Nell’inverno lasciavo che il mio corpo
intirizzisse dal freddo, non permettendo mai di riscaldarsi; nell’estate lo
lasciavo soffrire gli ardori del caldo, non permettendogli mai alcun
refrigerio. Andavo ben coperta dai panni, e da questo i miei parenti prendevano
motivo di schernirmi e burlarmi e trattarmi da stolta; tenevo sempre le
finestre chiuse quanto più potevo, non bevevo mai fra giorno, a costo di
qualunque mia pena; il venerdì mi astenevo dal bere, in memoria di quella
ardentissima sete del buon Gesù, sicché dal giovedì fino al sabato al
mezzogiorno non bevevo neppure una stilla d’acqua.

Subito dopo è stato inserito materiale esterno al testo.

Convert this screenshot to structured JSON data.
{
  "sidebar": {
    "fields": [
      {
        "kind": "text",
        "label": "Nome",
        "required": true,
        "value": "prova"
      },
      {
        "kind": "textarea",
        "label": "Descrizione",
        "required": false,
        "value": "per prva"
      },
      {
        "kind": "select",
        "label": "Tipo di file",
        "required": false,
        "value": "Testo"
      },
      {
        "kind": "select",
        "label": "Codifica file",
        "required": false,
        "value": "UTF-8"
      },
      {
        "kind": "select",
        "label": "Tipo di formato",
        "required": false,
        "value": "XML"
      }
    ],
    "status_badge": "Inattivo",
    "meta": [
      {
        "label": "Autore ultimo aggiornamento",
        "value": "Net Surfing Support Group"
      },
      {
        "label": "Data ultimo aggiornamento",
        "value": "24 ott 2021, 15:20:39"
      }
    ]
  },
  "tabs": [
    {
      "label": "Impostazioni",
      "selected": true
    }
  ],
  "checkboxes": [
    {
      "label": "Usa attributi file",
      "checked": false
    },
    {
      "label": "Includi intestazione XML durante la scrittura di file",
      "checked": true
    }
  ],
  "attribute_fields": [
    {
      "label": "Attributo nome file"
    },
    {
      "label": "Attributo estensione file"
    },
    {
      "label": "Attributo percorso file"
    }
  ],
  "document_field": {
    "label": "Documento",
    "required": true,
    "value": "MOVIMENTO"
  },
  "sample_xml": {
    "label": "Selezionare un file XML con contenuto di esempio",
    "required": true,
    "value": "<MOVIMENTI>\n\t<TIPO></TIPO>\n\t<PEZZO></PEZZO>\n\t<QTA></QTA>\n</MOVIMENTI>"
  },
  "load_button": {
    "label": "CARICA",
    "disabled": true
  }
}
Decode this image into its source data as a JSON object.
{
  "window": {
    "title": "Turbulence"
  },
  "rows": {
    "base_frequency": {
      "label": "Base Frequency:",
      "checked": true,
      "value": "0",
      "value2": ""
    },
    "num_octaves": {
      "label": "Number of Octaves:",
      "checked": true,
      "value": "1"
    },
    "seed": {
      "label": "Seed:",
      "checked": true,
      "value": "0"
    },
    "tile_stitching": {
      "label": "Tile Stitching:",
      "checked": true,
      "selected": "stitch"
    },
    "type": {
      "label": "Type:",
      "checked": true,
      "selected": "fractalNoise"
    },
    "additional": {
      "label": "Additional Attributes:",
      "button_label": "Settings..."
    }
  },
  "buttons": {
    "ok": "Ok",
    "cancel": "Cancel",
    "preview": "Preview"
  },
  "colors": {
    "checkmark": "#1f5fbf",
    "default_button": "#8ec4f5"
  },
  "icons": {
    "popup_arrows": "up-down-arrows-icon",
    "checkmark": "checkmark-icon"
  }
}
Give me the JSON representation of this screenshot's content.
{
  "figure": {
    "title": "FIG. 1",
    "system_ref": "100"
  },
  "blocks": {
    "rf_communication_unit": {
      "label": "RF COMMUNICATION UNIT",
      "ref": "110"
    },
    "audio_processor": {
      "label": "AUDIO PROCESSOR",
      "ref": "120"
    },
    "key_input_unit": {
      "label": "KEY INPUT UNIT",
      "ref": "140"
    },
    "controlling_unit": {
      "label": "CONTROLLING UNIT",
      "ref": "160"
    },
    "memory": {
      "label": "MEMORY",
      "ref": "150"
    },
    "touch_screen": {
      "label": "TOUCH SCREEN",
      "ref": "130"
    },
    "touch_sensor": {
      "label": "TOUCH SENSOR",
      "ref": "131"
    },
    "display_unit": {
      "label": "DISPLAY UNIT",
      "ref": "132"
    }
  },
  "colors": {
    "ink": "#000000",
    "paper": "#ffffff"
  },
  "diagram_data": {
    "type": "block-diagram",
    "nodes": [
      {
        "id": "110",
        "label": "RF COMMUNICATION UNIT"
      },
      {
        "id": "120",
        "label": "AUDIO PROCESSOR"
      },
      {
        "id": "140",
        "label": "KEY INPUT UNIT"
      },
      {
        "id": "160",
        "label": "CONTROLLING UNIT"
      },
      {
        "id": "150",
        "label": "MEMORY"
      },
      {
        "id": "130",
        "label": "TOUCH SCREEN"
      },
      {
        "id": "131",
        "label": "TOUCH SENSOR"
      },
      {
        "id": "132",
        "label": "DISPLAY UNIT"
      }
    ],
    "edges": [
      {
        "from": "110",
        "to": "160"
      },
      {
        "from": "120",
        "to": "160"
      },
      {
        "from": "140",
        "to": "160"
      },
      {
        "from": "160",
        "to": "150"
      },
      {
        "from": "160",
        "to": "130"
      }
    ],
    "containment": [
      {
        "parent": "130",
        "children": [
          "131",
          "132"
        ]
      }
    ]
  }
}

Le mani erano mortificate da me con colpi di disciplina di ferro; le dita
le mortificavo con tenerle sotto le ginocchia; la lingua la mortificavo con lo
strascinarla in terra, segnando con questa molte croci; ma particolarmente una
fra le altre la facevo della lunghezza di mezza canna; mi trattenevo per lo
spazio di mezzo, o tre quarti d’ora, con la fronte per terra, umiliando me
stessa e adorando l’eterno Dio. Per lo spazio di buoni tre quati d’ora tenevo
le braccia in forma di croce e, per il timore che si piegassero per la
stanchezza, le legavo, perché stessero sospese in alto in forma di croce. Mi
esercitai per qualche tempo in queste mortificazioni, ma poi dalla obbedienza
mi furono proibite: il mio direttore dubitò che mi si guastasse la salute.
Tutto questo si praticava da me al solo fine di piacere al mio amorosissimo
Dio. Gli occhi li tenevo sempre bassi e modesti, né mai li lasciavo trascorrere
sopra di alcuna persona, particolarmente di sesso diverso. L’esercizio di
questa virtù mi costò moltissime burle e scherni e beffe, non solo dai parenti,
ma eziandio di altre molte persone. Mi esercitavo in casa in offizi bassi, come
sarebbe scopare, provvedere alla cucina legna e carbone, avendomi mia suocera
consegnato la dispensa e la cantina. Per scemare la fatica ai domestici, io mi
caricavo sulle proprie forze carichi molto gravosi di legna e carbone, ed altre
fatiche manuali, come sarebbe custodire il pollaio, misurare la biada per i
cavalli della carrozza, ed altre cose laboriose e vili che occorrevano in casa.